In the 6th-7th century, a Passion as well as contemporary itineraries add additional information. Accordingly, Tarcisius was entrusted with a liturgical task as an acolyte in the Holy Mass and was killed on August 15 of the year 257 AD. This information can no longer be verified today and it remains unclear whether Tarcisius was killed within the context of the persecution of Christians or due to a singular incident.

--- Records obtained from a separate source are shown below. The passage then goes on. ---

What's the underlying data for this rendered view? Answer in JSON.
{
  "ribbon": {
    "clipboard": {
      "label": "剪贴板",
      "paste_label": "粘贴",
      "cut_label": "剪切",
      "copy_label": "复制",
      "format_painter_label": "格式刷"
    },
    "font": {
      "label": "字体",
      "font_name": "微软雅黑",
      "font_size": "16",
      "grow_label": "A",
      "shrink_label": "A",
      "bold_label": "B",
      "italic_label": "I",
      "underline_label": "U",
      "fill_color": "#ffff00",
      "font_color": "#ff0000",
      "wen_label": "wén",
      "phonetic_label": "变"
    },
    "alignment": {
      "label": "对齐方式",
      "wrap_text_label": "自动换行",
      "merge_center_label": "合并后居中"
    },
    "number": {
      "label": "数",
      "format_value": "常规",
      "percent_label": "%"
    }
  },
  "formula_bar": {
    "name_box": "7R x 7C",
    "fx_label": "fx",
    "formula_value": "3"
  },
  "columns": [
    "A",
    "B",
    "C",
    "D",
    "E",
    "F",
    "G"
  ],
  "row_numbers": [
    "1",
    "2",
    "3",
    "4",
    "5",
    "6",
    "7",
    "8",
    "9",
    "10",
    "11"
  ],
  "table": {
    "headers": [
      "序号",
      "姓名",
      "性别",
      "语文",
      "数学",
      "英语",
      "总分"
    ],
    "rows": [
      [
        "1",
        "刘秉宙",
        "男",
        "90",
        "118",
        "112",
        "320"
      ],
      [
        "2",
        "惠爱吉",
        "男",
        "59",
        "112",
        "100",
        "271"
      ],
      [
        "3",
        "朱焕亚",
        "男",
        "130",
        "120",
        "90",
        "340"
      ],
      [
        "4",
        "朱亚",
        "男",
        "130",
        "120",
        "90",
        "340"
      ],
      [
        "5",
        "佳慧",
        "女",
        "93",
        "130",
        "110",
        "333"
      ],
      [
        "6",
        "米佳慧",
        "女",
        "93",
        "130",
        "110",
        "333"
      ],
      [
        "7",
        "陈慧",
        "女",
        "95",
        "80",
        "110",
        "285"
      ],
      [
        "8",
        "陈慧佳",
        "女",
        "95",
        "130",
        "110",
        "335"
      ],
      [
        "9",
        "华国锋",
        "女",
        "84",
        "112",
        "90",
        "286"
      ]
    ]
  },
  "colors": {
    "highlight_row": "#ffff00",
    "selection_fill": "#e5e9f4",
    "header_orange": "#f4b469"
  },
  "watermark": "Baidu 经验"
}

According to itineraries of the 7th century, Pope Zephyrinus (199-217 AD) and the young martyr Tarcisius – even if at different times – were buried above-ground in a common grave here in the Coemeterium of Callistus on the Via Appia Antica. Later, the mortal remains of Tarcisius were transferred to the Roman church San Silvestro in Capite. He was included in the Roman Martyrology under the date of August 15 – his feast day to this day.
Among the numerous large and small saints, Tarcisius is one of the few adolescents and children who are honored as saints. The Callisto catacombs, where his original grave is assumed to have been, are a reminder of his enthusiasm for the faith, of his great deed and of his service for those in need.
Tarcisius is the patron saint of all altar servers and also the patron saint of first communicants.
His name stems originally from the Greek and was later latinized and means: the courageous one!